The Guggenheim Museum Bilbao presents the exhibition Joana Vasconcelos. I’m Your Mirror, a selection of 30 works produced between 1997 and the present day by the most internationally reputed Portuguese artist, including a site-specific installation for the Atrium of the Museum and various other new works. In this show, sponsored by Seguros Bilbao, viewers can submerge themselves completely in the universe of an artist with a direct and humorous vision of the world, whose work explains many of our society’s contradictions without any apparent effort.

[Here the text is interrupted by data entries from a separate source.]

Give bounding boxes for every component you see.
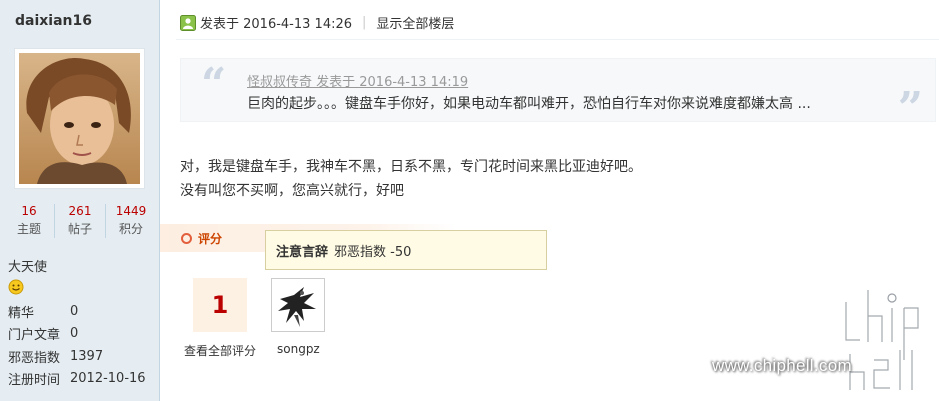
author-username[interactable]: daixian16 <box>15 13 92 29</box>
profile-key: 门户文章 <box>8 328 61 344</box>
profile-value[interactable]: 0 <box>70 326 78 341</box>
stat-label: 积分 <box>118 222 143 236</box>
view-all-ratings-link[interactable]: 查看全部评分 <box>184 342 256 359</box>
stat-topics[interactable]: 16 主题 <box>4 204 55 238</box>
quote-text: 巨肉的起步。。。键盘车手你好，如果电动车都叫难开，恐怕自行车对你来说难度都嫌太高… <box>247 96 811 112</box>
close-quote-icon: ” <box>897 83 923 134</box>
profile-key: 邪恶指数 <box>8 350 61 366</box>
chiphell-logo-icon <box>843 287 921 393</box>
rating-label: 评分 <box>198 232 223 246</box>
profile-row-evil-index: 邪恶指数 1397 <box>8 345 158 368</box>
chiphell-watermark: www.chiphell.com <box>700 280 939 401</box>
stat-posts[interactable]: 261 帖子 <box>55 204 106 238</box>
profile-row-articles: 门户文章 0 <box>8 323 158 346</box>
stat-value: 1449 <box>115 204 147 218</box>
author-stats: 16 主题 261 帖子 1449 积分 <box>4 204 156 238</box>
post-meta: 发表于 2016-4-13 14:26 | 显示全部楼层 <box>180 13 454 32</box>
profile-value: 1397 <box>70 348 104 364</box>
profile-key: 注册时间 <box>8 373 61 389</box>
rating-tooltip: 注意言辞 邪恶指数 -50 <box>265 230 547 270</box>
rating-circle-icon <box>181 233 192 244</box>
profile-value: 2012-10-16 <box>70 371 146 387</box>
profile-key: 精华 <box>8 305 35 321</box>
stat-points[interactable]: 1449 积分 <box>106 204 156 238</box>
rater-name[interactable]: songpz <box>277 342 320 356</box>
post-line: 没有叫您不买啊，您高兴就行，好吧 <box>180 183 404 199</box>
header-divider <box>176 39 939 40</box>
post-time: 发表于 2016-4-13 14:26 <box>200 17 353 32</box>
profile-value: 0 <box>70 303 79 319</box>
post-line: 对，我是键盘车手，我神车不黑，日系不黑，专门花时间来黑比亚迪好吧。 <box>180 159 642 175</box>
post-body: 对，我是键盘车手，我神车不黑，日系不黑，专门花时间来黑比亚迪好吧。 没有叫您不买… <box>180 155 642 203</box>
author-profile: 精华 0 门户文章 0 邪恶指数 1397 注册时间 2012-10-16 <box>8 300 158 390</box>
tooltip-value: 邪恶指数 -50 <box>334 244 412 260</box>
meta-divider: | <box>362 15 367 30</box>
stat-value: 16 <box>21 204 37 218</box>
profile-row-digest: 精华 0 <box>8 300 158 323</box>
tooltip-title: 注意言辞 <box>276 244 329 260</box>
stat-value: 261 <box>68 204 92 218</box>
quote-block: “ 怪叔叔传奇 发表于 2016-4-13 14:19 巨肉的起步。。。键盘车手… <box>180 58 936 131</box>
open-quote-icon: “ <box>201 59 227 110</box>
avatar[interactable] <box>19 53 140 184</box>
online-user-icon <box>180 14 196 31</box>
rater-avatar[interactable] <box>271 278 325 332</box>
stat-label: 主题 <box>16 222 41 236</box>
quote-source-link[interactable]: 怪叔叔传奇 发表于 2016-4-13 14:19 <box>247 71 468 90</box>
profile-row-registered: 注册时间 2012-10-16 <box>8 368 158 391</box>
author-sidebar: daixian16 16 主题 261 帖子 1449 积分 大天使 精华 0 … <box>0 0 160 401</box>
author-avatar-frame[interactable] <box>14 48 145 189</box>
rating-count[interactable]: 1 <box>193 278 247 332</box>
show-all-floors-link[interactable]: 显示全部楼层 <box>376 13 454 32</box>
smiley-icon <box>8 279 24 295</box>
author-rank[interactable]: 大天使 <box>8 256 47 275</box>
watermark-url: www.chiphell.com <box>712 356 852 375</box>
stat-label: 帖子 <box>67 222 92 236</box>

Some of Joana Vasconcelos’ works are extraordinarily complex: they move, make sounds, or light up. These complications are resolved by the artist in her 3400 m2 Lisbon studio with the assistance of a team of more than 50 permanent collaborators. Vasconcelos uses a wide variety of materials from everyday life to make these works, such as household appliances, tiles, fabrics, pottery, bottles, medicines, urinals, showers, kitchen utensils, telephones, cars, and plastic cutlery. With them the artist constructs light-hearted yet strikingly direct images that refer to socio-political issues relevant to post-colonial, globalized and consumerist societies, addressing issues that range from immigration to gender violence. There is always a sense of humor, and the pieces suggest open, non-dogmatic meanings similar to the relational aesthetics that emerged in the late 1990s, since they too require the viewer to participate actively in the perception and interpretation of the artwork.
Rich in external references, from Louise Bourgeois to popular culture, from the goldsmith to the fashion designer, and from handicrafts to cutting-edge engineering, Vasconcelos’s oeuvre addresses identity in all its dimensions, among other key issues, and reflects on her position as a woman and a Portuguese and European artist. Other fundamental aspects of her work are the relationship her pieces establish with the architecture in which they are displayed, a metalinguistic reflection on the nature of the artwork, and the inclusion of purely poetic elements.